Em seguida foi a vez de encaixar o Vox. A extrema-direita não aceitava ficar fora do executivo e dar um mero apoio. Acabou na madrugada de sábado por conseguir um acordo em que vai “funções” no executivo que só serão públicas na segunda-feira quando o elenco do novo executivo for conhecido.
Este acordo não acontece sem custos políticos para o Ciudadanos. O partido que fazia propaganda de trazer uma “mudança tranquila” ao sistema político espanhol e que já tinha sido acusado de ser um porto de abrigo para vastos setores do PP, acaba coligado com as suas forças mais tradicionalistas.

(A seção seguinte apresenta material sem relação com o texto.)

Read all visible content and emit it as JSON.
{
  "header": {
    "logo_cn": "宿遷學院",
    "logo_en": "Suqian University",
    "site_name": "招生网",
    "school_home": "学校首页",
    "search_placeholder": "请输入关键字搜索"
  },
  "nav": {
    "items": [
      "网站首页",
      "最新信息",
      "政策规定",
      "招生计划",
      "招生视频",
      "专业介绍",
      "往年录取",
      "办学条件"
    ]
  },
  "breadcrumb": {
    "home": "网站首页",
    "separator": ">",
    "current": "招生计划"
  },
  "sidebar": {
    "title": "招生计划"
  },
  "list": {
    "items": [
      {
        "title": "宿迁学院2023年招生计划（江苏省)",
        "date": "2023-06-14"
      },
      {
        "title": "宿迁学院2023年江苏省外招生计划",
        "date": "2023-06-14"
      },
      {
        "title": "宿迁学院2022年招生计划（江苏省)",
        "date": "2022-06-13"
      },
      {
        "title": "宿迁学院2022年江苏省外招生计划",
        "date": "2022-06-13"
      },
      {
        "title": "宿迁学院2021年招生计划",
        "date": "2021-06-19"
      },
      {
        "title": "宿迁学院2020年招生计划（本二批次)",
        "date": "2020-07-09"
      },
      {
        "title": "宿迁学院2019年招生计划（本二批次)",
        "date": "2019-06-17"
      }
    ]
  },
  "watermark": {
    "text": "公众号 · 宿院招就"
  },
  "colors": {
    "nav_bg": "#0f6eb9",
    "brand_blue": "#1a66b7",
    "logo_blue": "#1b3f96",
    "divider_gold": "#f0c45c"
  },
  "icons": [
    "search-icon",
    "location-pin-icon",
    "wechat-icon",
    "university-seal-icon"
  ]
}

Externamente, esta coligação acontece na altura em Albert Rivera procura protagonismo no grupo liberal europeu. O partido laranja espanhol pertence ao mesmo grupo parlamentar europeu do que Emmanuel Macron, que era a Aliança dos Liberais e Democratas pela Europa (ALDE) e passou a ser nomeado Renew Europe (Renovar a Europa). O presidente francês fez saber internacionalmente que não pactua com a aliança entre liberais e extrema-direita.
O cambio, a divisão, a especulação imobiliária e a restrições ao trânsito
Com a tomada de posse de José Luis Martínez-Almeida este sábado, Madrid soma-se à lista de localidades em que a direita tradicional espanhola se alia aos neo-franquistas do Vox. E termina com a experiência de governação de quatro anos do Agora Madrid coligado com o PSOE.
Com ela termina, segundo a própria, a carreira política da juíza Manuela Carmena que foi um interregno nos 24 anos seguidos do poder do PP na Câmara de Madrid. E terminará uma das medidas mais emblemáticas do governo do Agora Madrid, a zona de baixas emissões de gazes poluentes em Madrid Central com restrições à circulação automóvel. Apesar de se ter comprovado a diminuição da poluição e da medida não ter gerado o caos que a direita vaticinara, Martínez-Almeida considera que falhou e prometeu restaurar o trânsito nos trajetos anteriores.
Do momento de unidade em torno do “cambio” que juntava Podemos, Esquerda Unida, Ganemos e vários movimentos sociais, às divisões na esquerda, da primeira vitória em que gritava “sim, podemos” à segunda campanha em que as palavras de ordem eram “Manuela” ou “alcadesa”, a esquerda olha para trás e começa o balanço do que mudou efetivamente ou não na capital espanhola que teve o seu governo mais à esquerda do período recente da sua história.
Carmena enfrentou interesses instalados para implementar as restrições ao trânsito no centro da cidade, reduziu o número de assessores, acabou com contratações externas na Câmara, fez vários momentos de consultas participativas, andava nos transportes públicos da cidade, mudou os nomes franquistas de várias ruas e reduziu a dívida da cidade.
Mas nem tudo foi consensual. Do outro lado da balança, dividiu a esquerda a Operação Chamartín, uma operação de renovação urbana considerada especulativa que beneficiará o BBVA, a construtora San José e é gerida pela DUCH que detém direitos sobre 60% dos terrenos envolvidos e que avançou com o apoio do executivo do Agora Madrid. Para além disso, foi alvo de fortes críticas a falta de resposta aos problemas de habitação. Ao contrário do que foi bandeira eleitoral, não se conseguiram parar os desalojamentos nem a escalada dos preços das rendas e apenas se construiram quatro mil habitações sociais.